Monday, September 23, 2013

TouchID defeated: what does it mean?

Apple's Touch ID sensor has been defeated. What does this mean?

First of all, it means Nick Depetrillo and I were wrong. We claimed it'd be harder. We assumed that a higher resolution sensor wouldn't be so simply defeated with just a higher resolution camera. We bet money. We lost (and Starbug of the CCC won).

Many people claim this hack is "too much trouble". This is profoundly wrong. Just because it's too much trouble for you doesn't mean it's too much trouble for a private investigator hired by your former husband. Or the neighbor's kid. Or an FBI agent. As a kid, I attended science fiction conventions in costume, and had latex around the house to get those Vulcan ears to look just right. As a kid, I etched circuit boards. This sort of stuff is easy, easy, easy -- you just need to try.

At the same time, it doesn't mean Touch ID is completely useless. Half the population doesn't lock their phone at all because it's too much trouble entering a 4 digit PIN every time they want to use it. If any of them choose to use Touch ID security instead of no security, then it's a win for security.

There are also some ways around the hack. Use your ring finger or pinky finger instead. You don't use these fingers to navigate your phone, so these prints won't be on your phone. These are also the most difficult and unlikely prints to retrieve from other surfaces, like beer glasses.

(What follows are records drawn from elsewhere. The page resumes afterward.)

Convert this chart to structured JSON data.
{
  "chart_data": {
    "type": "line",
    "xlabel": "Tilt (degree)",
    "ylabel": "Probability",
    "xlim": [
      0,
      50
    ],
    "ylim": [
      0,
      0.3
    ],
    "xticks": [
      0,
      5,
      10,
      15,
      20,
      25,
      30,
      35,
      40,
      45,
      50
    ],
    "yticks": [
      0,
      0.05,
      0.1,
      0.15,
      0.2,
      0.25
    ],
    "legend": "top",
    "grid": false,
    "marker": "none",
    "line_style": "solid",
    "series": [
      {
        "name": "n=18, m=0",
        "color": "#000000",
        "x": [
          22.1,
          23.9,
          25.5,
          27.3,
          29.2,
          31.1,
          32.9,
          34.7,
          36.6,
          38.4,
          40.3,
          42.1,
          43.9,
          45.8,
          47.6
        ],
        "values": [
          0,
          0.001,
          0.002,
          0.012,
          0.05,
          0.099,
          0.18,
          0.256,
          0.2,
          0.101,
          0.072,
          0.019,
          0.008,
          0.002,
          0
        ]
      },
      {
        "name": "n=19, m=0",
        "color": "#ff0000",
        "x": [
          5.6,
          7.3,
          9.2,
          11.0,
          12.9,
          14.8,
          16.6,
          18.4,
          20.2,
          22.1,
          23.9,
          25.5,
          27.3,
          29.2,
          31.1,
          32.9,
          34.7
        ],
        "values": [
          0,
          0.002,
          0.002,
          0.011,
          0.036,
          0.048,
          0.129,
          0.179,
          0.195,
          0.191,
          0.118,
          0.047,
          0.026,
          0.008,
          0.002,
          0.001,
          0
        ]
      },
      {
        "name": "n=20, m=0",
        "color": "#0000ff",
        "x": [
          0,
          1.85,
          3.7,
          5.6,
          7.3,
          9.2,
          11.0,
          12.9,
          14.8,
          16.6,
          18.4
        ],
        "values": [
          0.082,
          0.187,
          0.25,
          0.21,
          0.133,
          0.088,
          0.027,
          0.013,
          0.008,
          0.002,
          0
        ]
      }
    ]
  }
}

So here are the four lessons:

1. security experts can be wrong
2. don't believe the security assurances from vendors
3. bad security is still better than no security
4. knowledge is your best defense: understand this hack and how to use your pinkie finger instead


Ed Hurtley said...

This worries me, too. They made it sound like it was much more than "reading the physical image of your finger print".

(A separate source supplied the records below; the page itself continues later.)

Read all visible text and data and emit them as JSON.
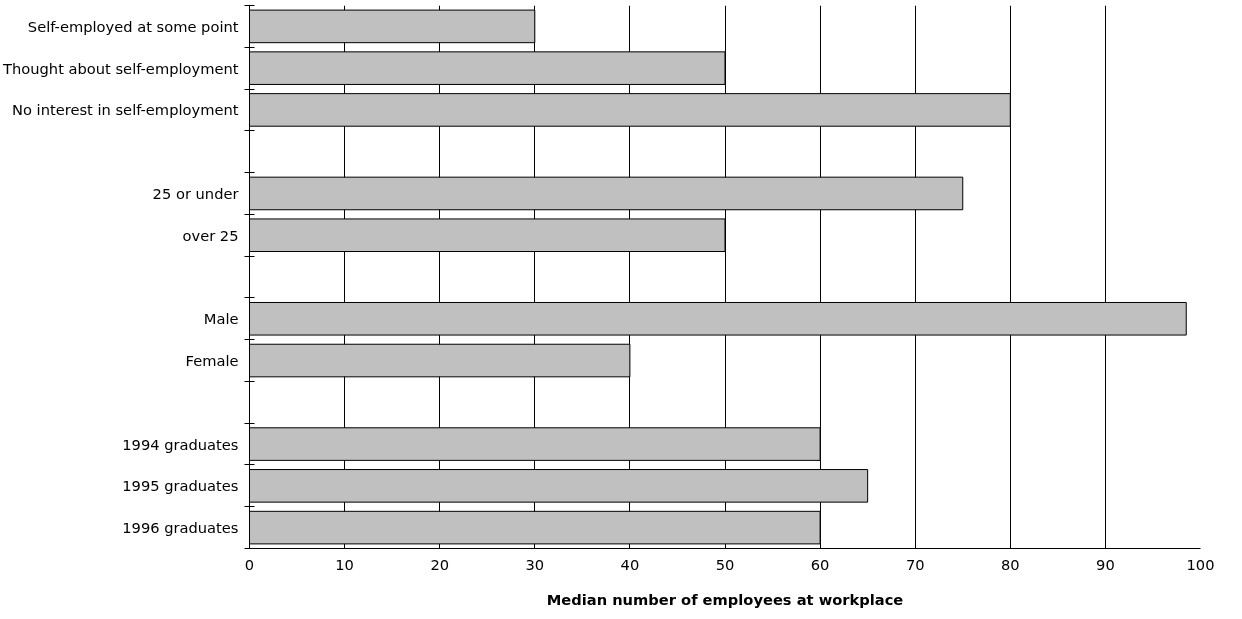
{
  "chart_data": {
    "type": "bar",
    "orientation": "horizontal",
    "xlabel": "Median number of employees at workplace",
    "categories": [
      "Self-employed at some point",
      "Thought about self-employment",
      "No interest in self-employment",
      null,
      "25 or under",
      "over 25",
      null,
      "Male",
      "Female",
      null,
      "1994 graduates",
      "1995 graduates",
      "1996 graduates"
    ],
    "values": [
      30,
      50,
      80,
      null,
      75,
      50,
      null,
      98.5,
      40,
      null,
      60,
      65,
      60
    ],
    "color": "#c0c0c0",
    "xlim": [
      0,
      100
    ],
    "xticks": [
      0,
      10,
      20,
      30,
      40,
      50,
      60,
      70,
      80,
      90,
      100
    ],
    "grid": "x"
  }
}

Oh well, marketing strikes again.

Kirsch said...

3. bad security is still better than no security

This isn't entirely true. The biggest drawback of bad security is that it can make an ill-informed person believe he's secure, thus forgoing good security.

In the Touch ID case, security is improved, because it's replacing no security at worse, or a weak four digit pin at best. Ok, I guess there's three guys in the world who really know and carry very sensitive stuff who use a long pass phrase. Those three can keep using a pass phrase.

It's all about striking a balance and adding security while I keeping hassle to a minimum. Touch ID is a huge success in this regard.

Ruud Noorhoff said...

It seems what Apple was aiming for is something as convenient as no PIN or password, but (in many cases, a bit) safer than PIN.
They are calling it 'very secure' which could be true enough depending on what you compare it to. It's not what security experts would call 'very secure'. It would be nice if everybody knew how (in)secure it actually is, but that is just not going to happen.

I'm also wondering, if Apple is not outright lying about the sensor, it should be able to do more. Maybe Apple went for the convenience option first and will add a high security option, requiring longer scan times, later.